Packaging, clothes, and discarded fishing nets are some of the likely sources of record-high microplastics that fish have swallowed.

Researcher Isabella Clere told Morning Report that for an isolated island nation with a small population – the numbers are horrifying.

Ingesting microplastics was not only bad for the fish but also for the people who ate them, she said.

“Nanoplastics and plastic chemicals may transfer from the gastro-intestinal tract and stomach into the muscle tissue which is what we’re eating.”

Understanding how these microplastics get into the seas around New Zealand was complicated, she said.

“New Zealand like many other small island countries has a very complex oceanographic system so plastic can travel in oceanic currents and by winds all around the globe so it’s really hard to know where it’s coming from.”

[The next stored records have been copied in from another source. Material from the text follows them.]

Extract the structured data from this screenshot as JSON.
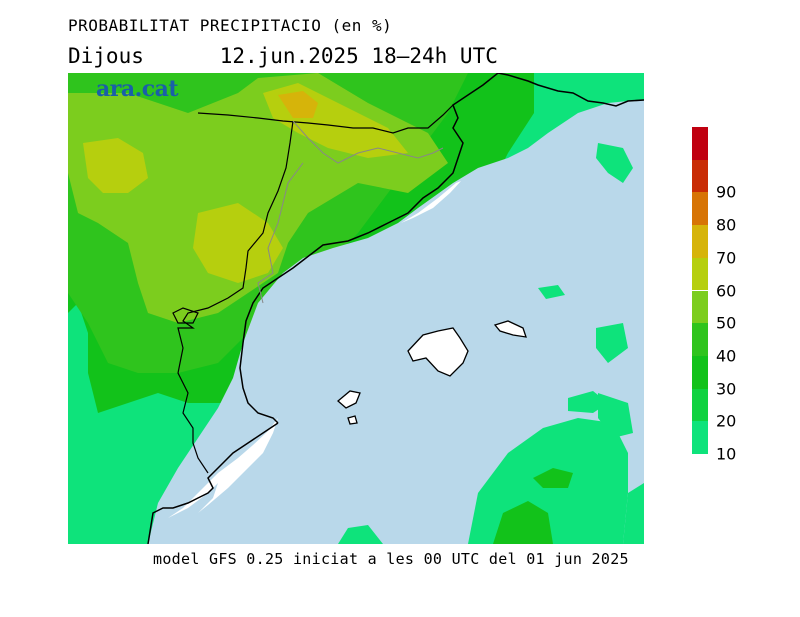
{
  "title": "PROBABILITAT PRECIPITACIO (en %)",
  "day": "Dijous",
  "period": "12.jun.2025 18–24h UTC",
  "brand": "ara.cat",
  "footer": "model GFS 0.25 iniciat a les 00 UTC del 01 jun 2025",
  "legend": {
    "thresholds": [
      "10",
      "20",
      "30",
      "40",
      "50",
      "60",
      "70",
      "80",
      "90"
    ],
    "colors": [
      "#0ee37b",
      "#0fd240",
      "#12c21a",
      "#2fc41d",
      "#7ccd1e",
      "#b6cf0e",
      "#d6b40a",
      "#d77405",
      "#c92c05",
      "#c00010"
    ]
  },
  "colors": {
    "sea": "#b9d8ea",
    "land_low": "#0ee37b",
    "coast": "#000000",
    "border": "#888888"
  }
}
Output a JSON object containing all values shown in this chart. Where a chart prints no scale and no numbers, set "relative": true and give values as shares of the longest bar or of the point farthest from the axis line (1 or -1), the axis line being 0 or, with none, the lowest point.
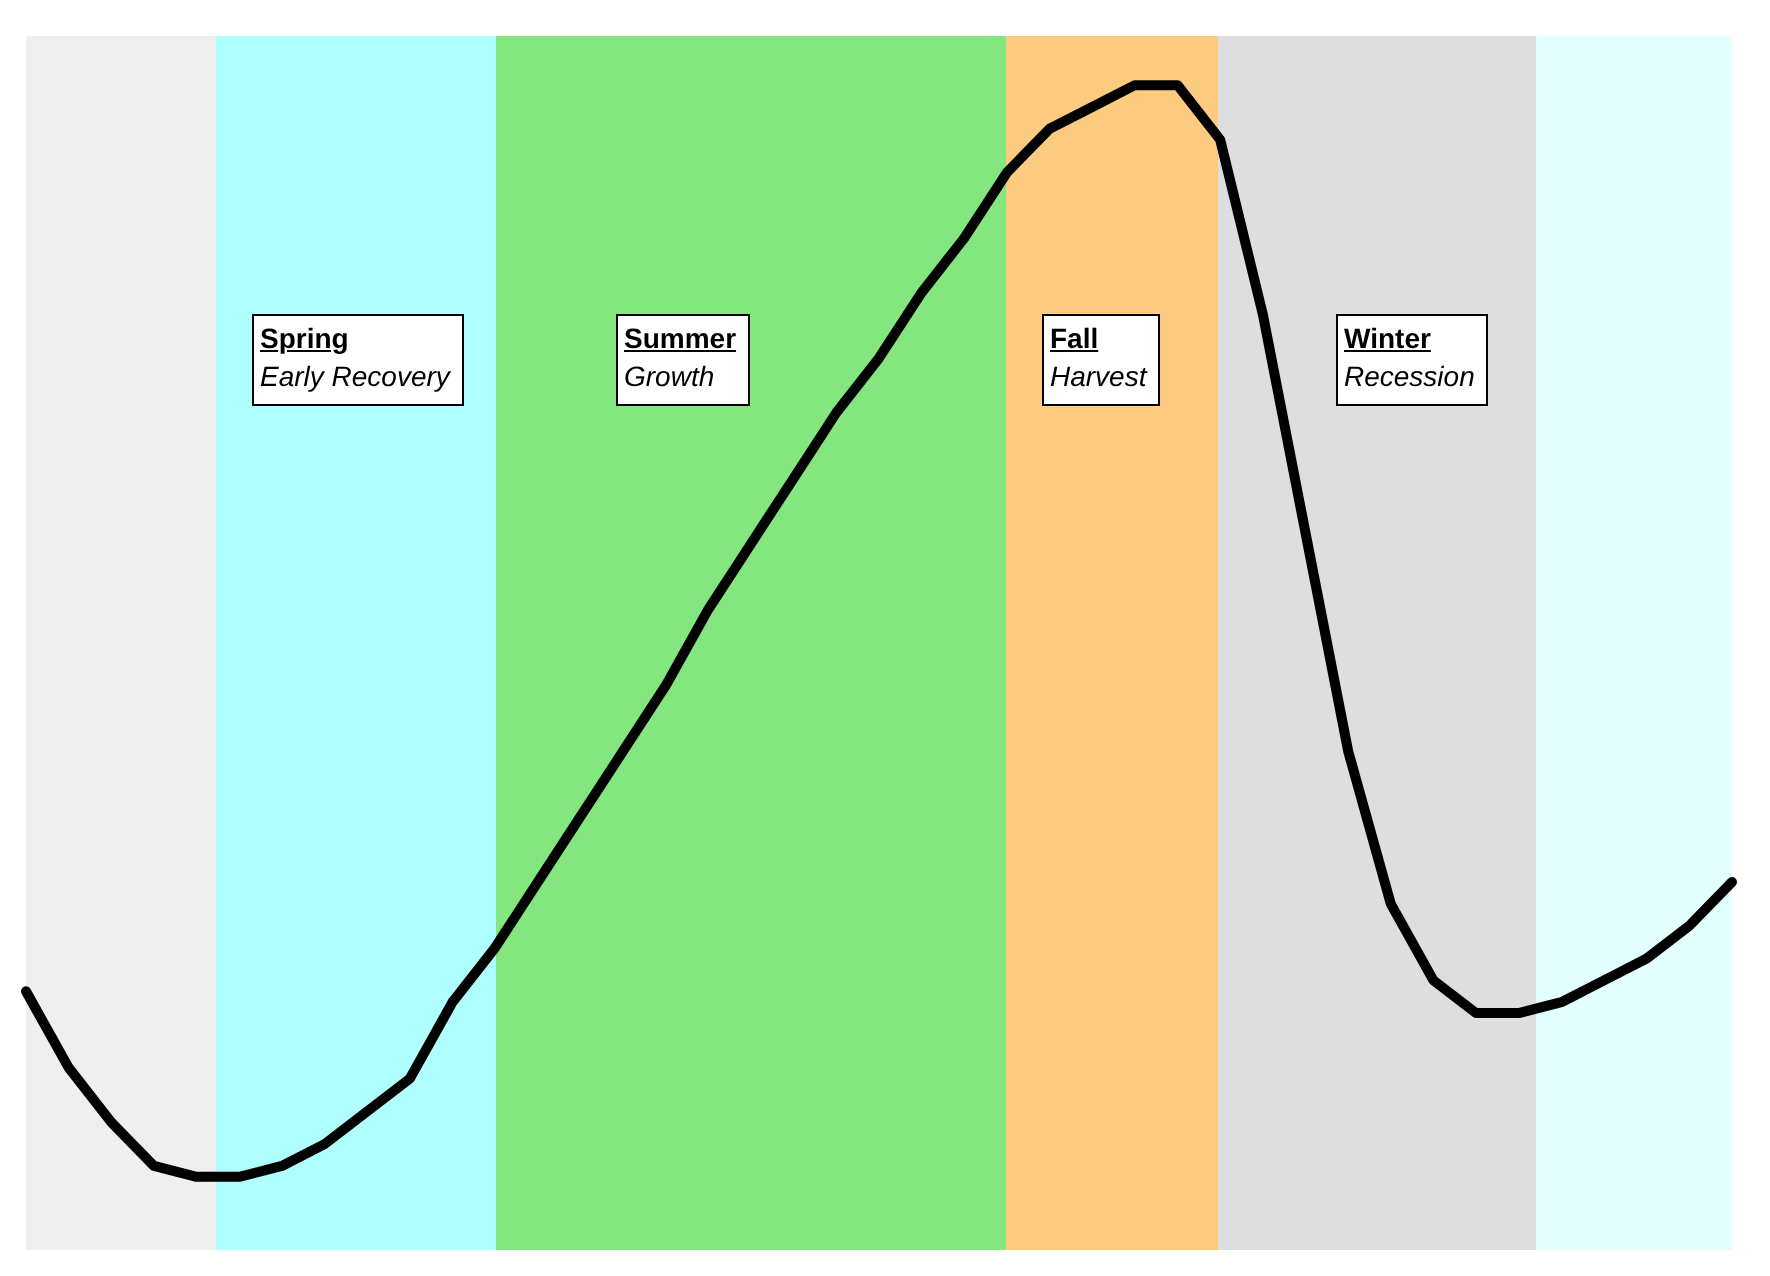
{
  "chart_data": {
    "type": "line",
    "relative": true,
    "tick_labels": false,
    "line_style": "solid",
    "categories": [
      null,
      null,
      null,
      null,
      null,
      null,
      null,
      null,
      null,
      null,
      null,
      null,
      null,
      null,
      null,
      null,
      null,
      null,
      null,
      null,
      null,
      null,
      null,
      null,
      null,
      null,
      null,
      null,
      null,
      null,
      null,
      null,
      null,
      null,
      null,
      null,
      null,
      null,
      null,
      null,
      null
    ],
    "series": [
      {
        "color": "#000000",
        "values": [
          0.17,
          0.1,
          0.05,
          0.01,
          0,
          0,
          0.01,
          0.03,
          0.06,
          0.09,
          0.16,
          0.21,
          0.27,
          0.33,
          0.39,
          0.45,
          0.52,
          0.58,
          0.64,
          0.7,
          0.75,
          0.81,
          0.86,
          0.92,
          0.96,
          0.98,
          1,
          1,
          0.95,
          0.79,
          0.59,
          0.39,
          0.25,
          0.18,
          0.15,
          0.15,
          0.16,
          0.18,
          0.2,
          0.23,
          0.27
        ]
      }
    ],
    "annotations": [
      "Spring\nEarly Recovery",
      "Summer\nGrowth",
      "Fall\nHarvest",
      "Winter\nRecession"
    ]
  }
}
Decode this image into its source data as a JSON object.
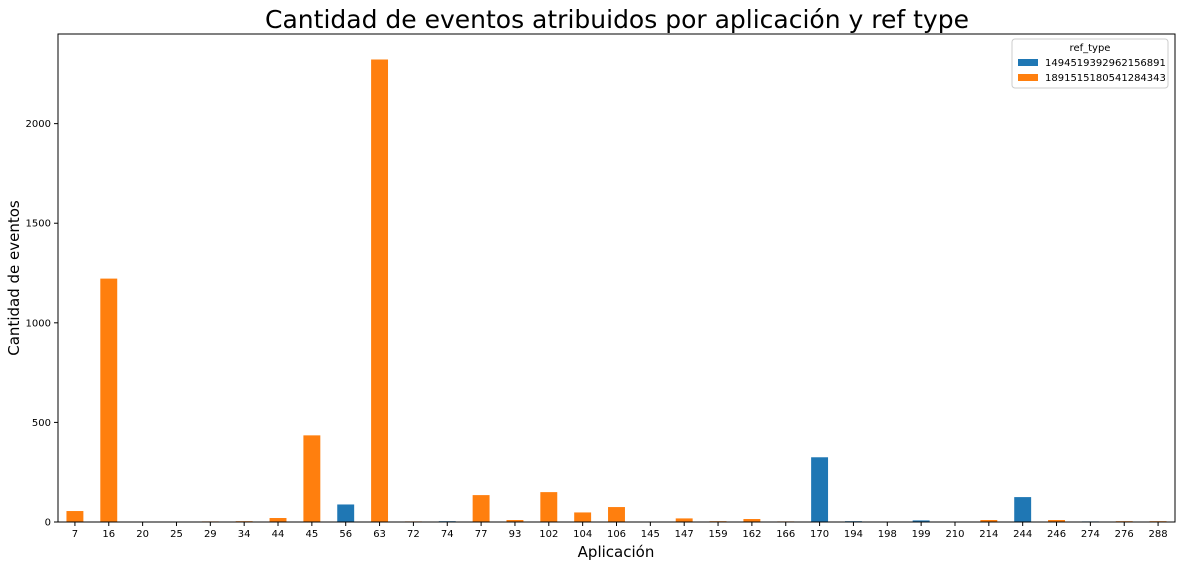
{
  "chart_data": {
    "type": "bar",
    "title": "Cantidad de eventos atribuidos por aplicación y ref type",
    "xlabel": "Aplicación",
    "ylabel": "Cantidad de eventos",
    "ylim": [
      0,
      2450
    ],
    "yticks": [
      0,
      500,
      1000,
      1500,
      2000
    ],
    "grid": false,
    "legend": {
      "title": "ref_type",
      "placement": "top-right"
    },
    "categories": [
      "7",
      "16",
      "20",
      "25",
      "29",
      "34",
      "44",
      "45",
      "56",
      "63",
      "72",
      "74",
      "77",
      "93",
      "102",
      "104",
      "106",
      "145",
      "147",
      "159",
      "162",
      "166",
      "170",
      "194",
      "198",
      "199",
      "210",
      "214",
      "244",
      "246",
      "274",
      "276",
      "288"
    ],
    "series": [
      {
        "name": "1494519392962156891",
        "color": "#1f77b4",
        "values": [
          0,
          0,
          0,
          0,
          0,
          0,
          0,
          0,
          88,
          0,
          0,
          4,
          0,
          0,
          0,
          0,
          0,
          0,
          0,
          0,
          0,
          0,
          325,
          4,
          0,
          8,
          0,
          0,
          125,
          0,
          3,
          0,
          0
        ]
      },
      {
        "name": "1891515180541284343",
        "color": "#ff7f0e",
        "values": [
          55,
          1222,
          0,
          0,
          3,
          4,
          20,
          435,
          0,
          2322,
          3,
          0,
          135,
          10,
          150,
          48,
          75,
          0,
          18,
          4,
          15,
          3,
          0,
          0,
          0,
          0,
          0,
          10,
          0,
          10,
          0,
          4,
          4
        ]
      }
    ]
  }
}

It also was “very uncertain” whether these microplastics originated from land-based plastics such as clothing, or ocean-based plastics like fishing nets and hooks, Clere said.

Fish that are eaten whole – like sardines and shellfish – carried a greater risk for ingesting plastic, she said.

The study found similar levels of microplastics in different fish species living around the upper surface of the ocean, Clere said this suggested microplastics were ubiquitous in this section of the ocean.

Farmed fish, especially those bred within plastic nets, could also be ingesting microplastics but this area of study had not received much attention due to industry regulation, she said.

While the study’s findings were concerning, Clere said people didn’t need to ditch the fish just yet.

“We need to be conscious of our plastic use and potential misuse and how that’s getting into the natural environment and potentially affecting ourselves but in terms of eating it that’s just a personal choice really.”